Pithecanthropus Erectus & M. Daguerre

Jazz is like wine… if I try to say something smart about it, I’m just repeating something I heard.

There might actually be something to that comparison, though. You’re welcome to enjoy these things even if you haven’t made a devoted study of them, but there’ll always be the lingering feeling that intricacies and subtleties lie just beyond your reach—that there’s something a bit “surface” about your appreciation. That’s how I feel about it, anyway. But does it really matter? What’s wrong with just taking the simple view that you know what you like?

There’s a lot of revered jazz that’s lost on me, but I know that I like Mingus’s “Pithecanthropus Erectus.” This song is actually a jazz tone poem because it depicts musically Mingus's conception of the modern counterpart of the first man to stand erect – how proud he was, considering himself the “first" to ascend from all fours, pounding his chest and preaching his superiority over the animals still in a prone position. Overcome with self-esteem, he goes out to rule the world, if not the universe, but both his own failure to realize the inevitable emancipation of those he sought to enslave, and his greed in attempting to stand on a false security, deny him not only the right of ever being a man, but finally destroy him completely. Basically the composition can be divided into four movements: (1) evolution, (2) superiority-complex, (3) decline, and (4) destruction. 

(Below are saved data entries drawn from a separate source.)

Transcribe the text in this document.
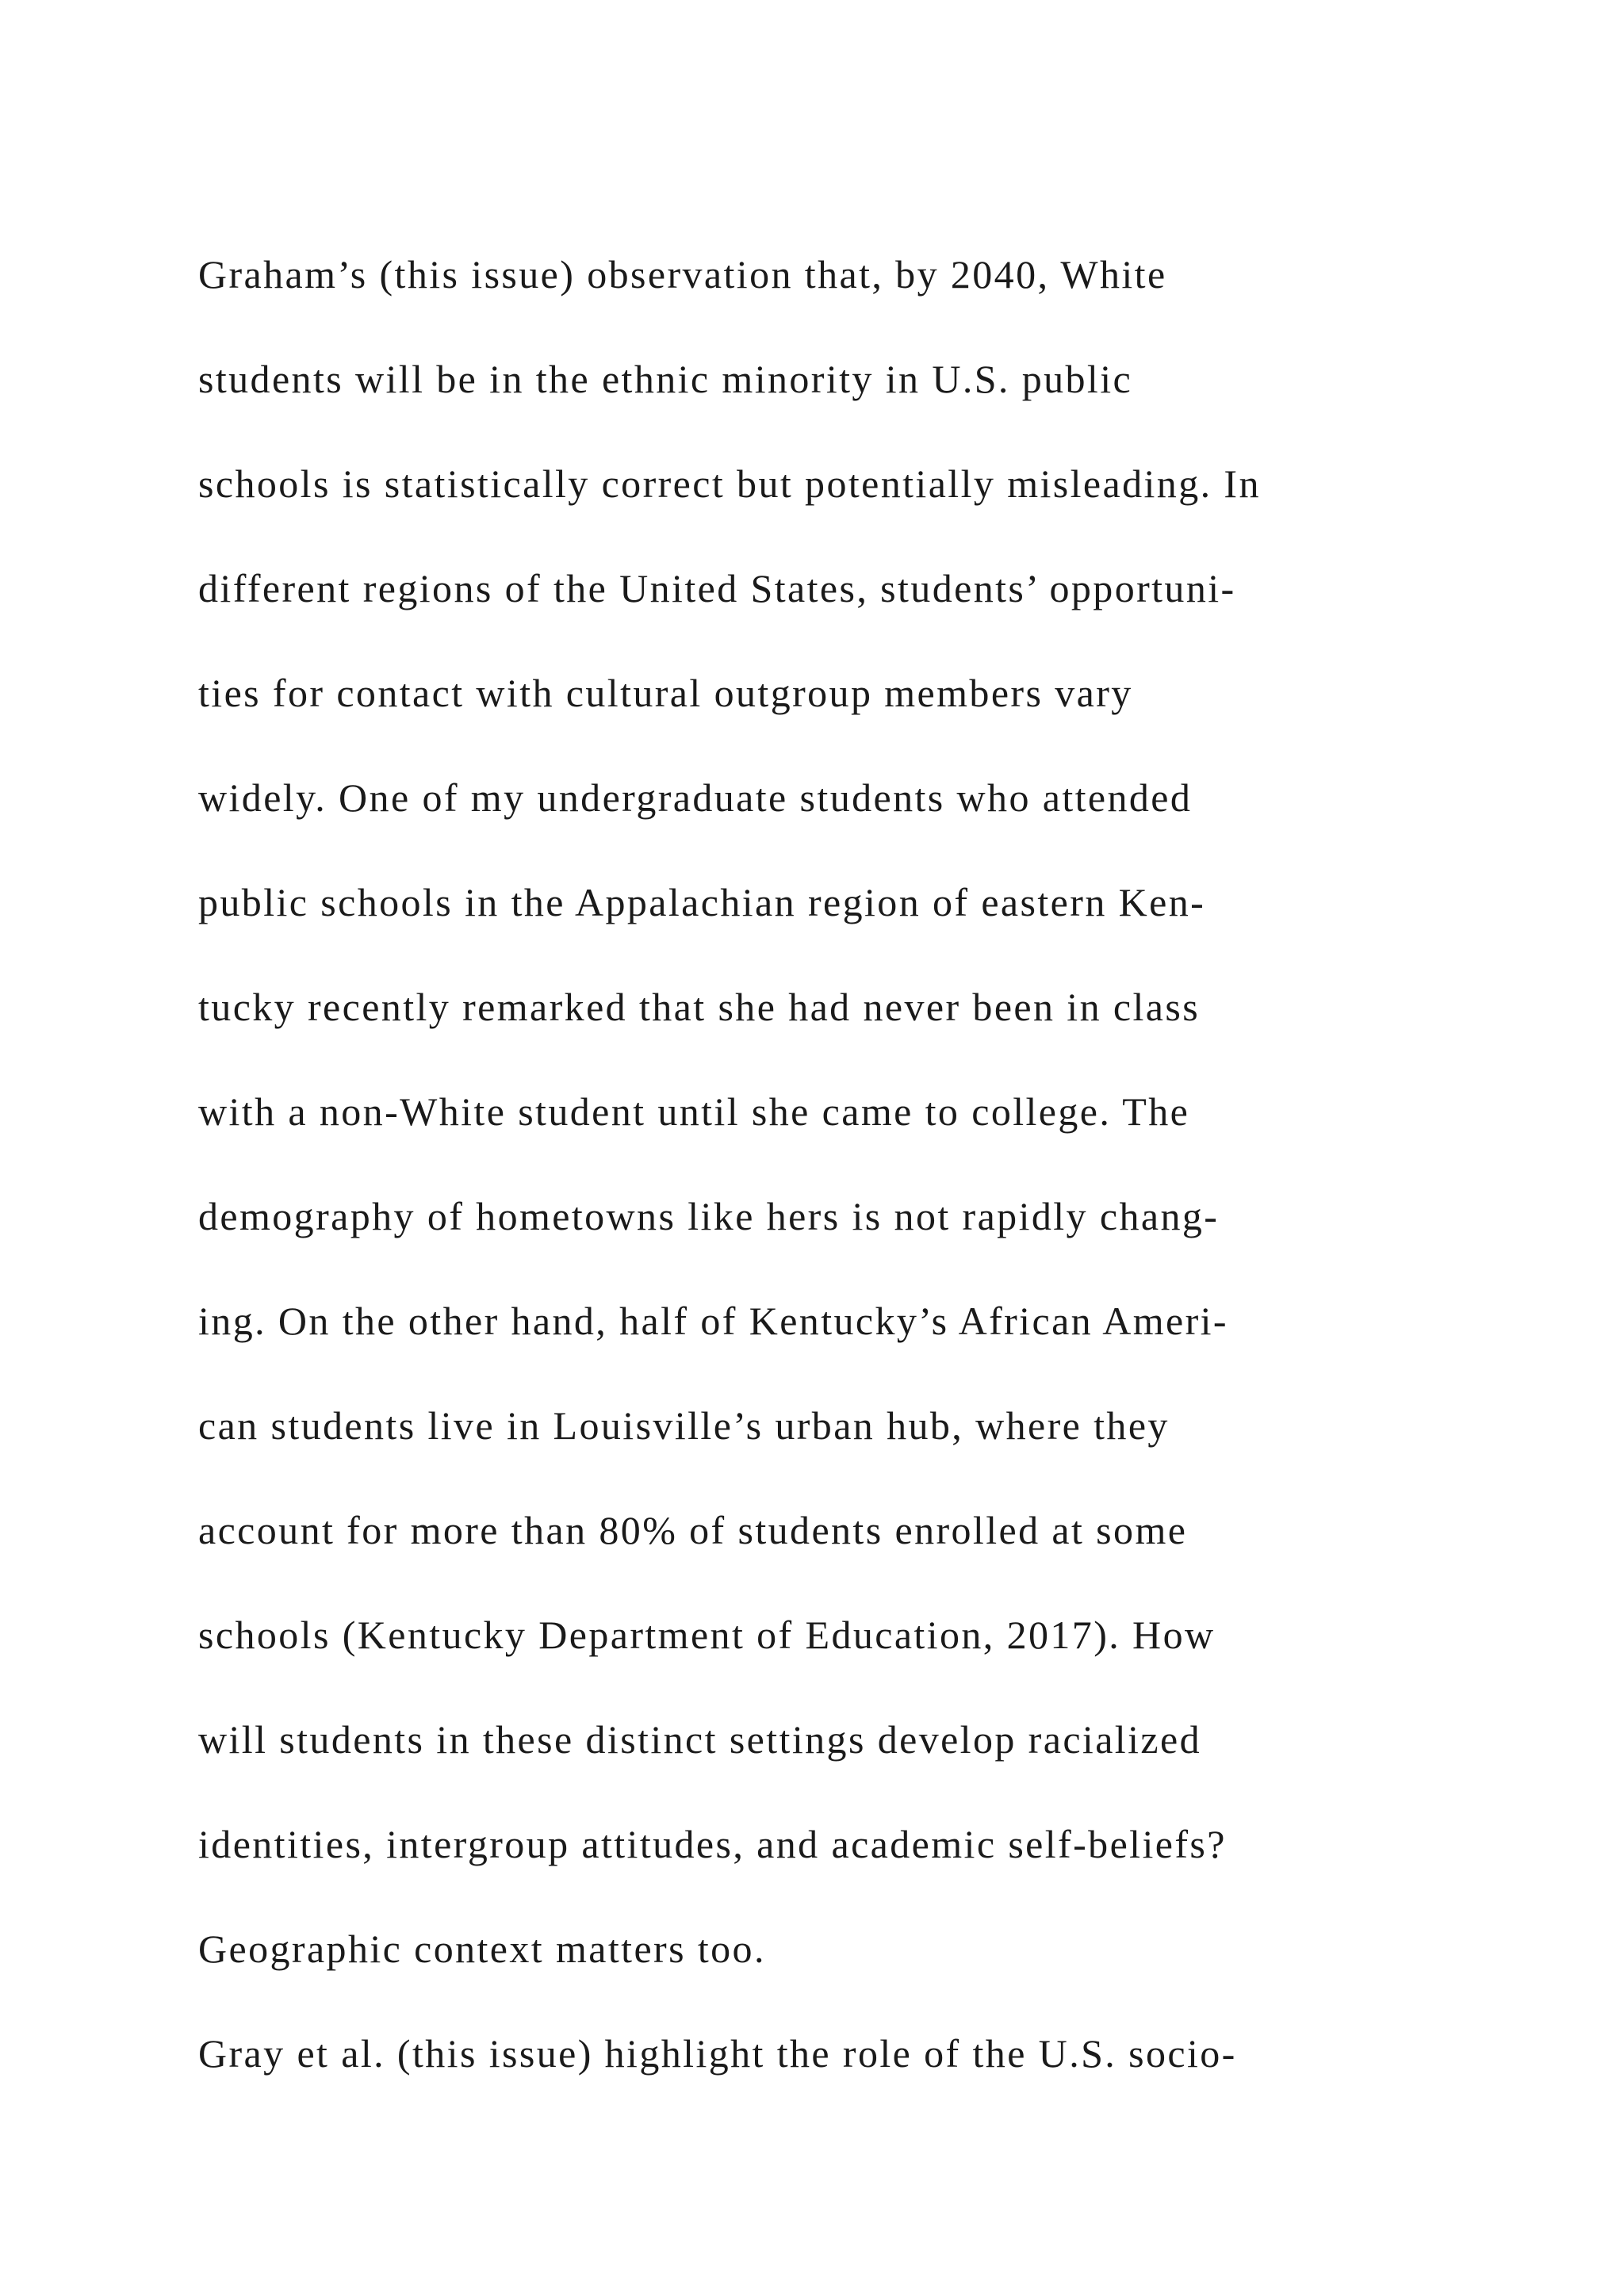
Graham’s (this issue) observation that, by 2040, White
students will be in the ethnic minority in U.S. public
schools is statistically correct but potentially misleading. In
different regions of the United States, students’ opportuni-
ties for contact with cultural outgroup members vary
widely. One of my undergraduate students who attended
public schools in the Appalachian region of eastern Ken-
tucky recently remarked that she had never been in class
with a non-White student until she came to college. The
demography of hometowns like hers is not rapidly chang-
ing. On the other hand, half of Kentucky’s African Ameri-
can students live in Louisville’s urban hub, where they
account for more than 80% of students enrolled at some
schools (Kentucky Department of Education, 2017). How
will students in these distinct settings develop racialized
identities, intergroup attitudes, and academic self-beliefs?
Geographic context matters too.
Gray et al. (this issue) highlight the role of the U.S. socio-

... as promised, if I say something smart about jazz, I'm repeating something I heard. I lifted the above explanatory text from the album liner notes. I never would've picked up on any of that stuff... but it's pretty cool, right?

And perhaps my lack of technical knowledge has freed up my mind enough to associate “Pithecanthropus Erectus" with an unlikely match: “M. Daguerre” by the 1990s chamber quartet The Rachel’s.

Here's another instance where I'm a bit ignorant, but if you're like me, you hear "Daguerre" and some faint bells begin to ring. Daguerre... daguerre... daguerreotype... that's an early photography thing, right? 

It was. It was the very first photographic process, and this 1838 photo by Daguerre features the earliest known candid photo of a person (thanks, Wikipedia). 




It's a happy coincidence that this photo depicts a city street. These songs, for me, were connected in my mind without any regard for their titles or backstories. I'm putting them side by side because feel that each could serve as a score to the same silent film: two different takes on a midnight walk through a citystrolling beneath street lights, dodging angry traffic, ducking into dark alleys, confronting, clashing, fighting, getting up, dusting off, moving on.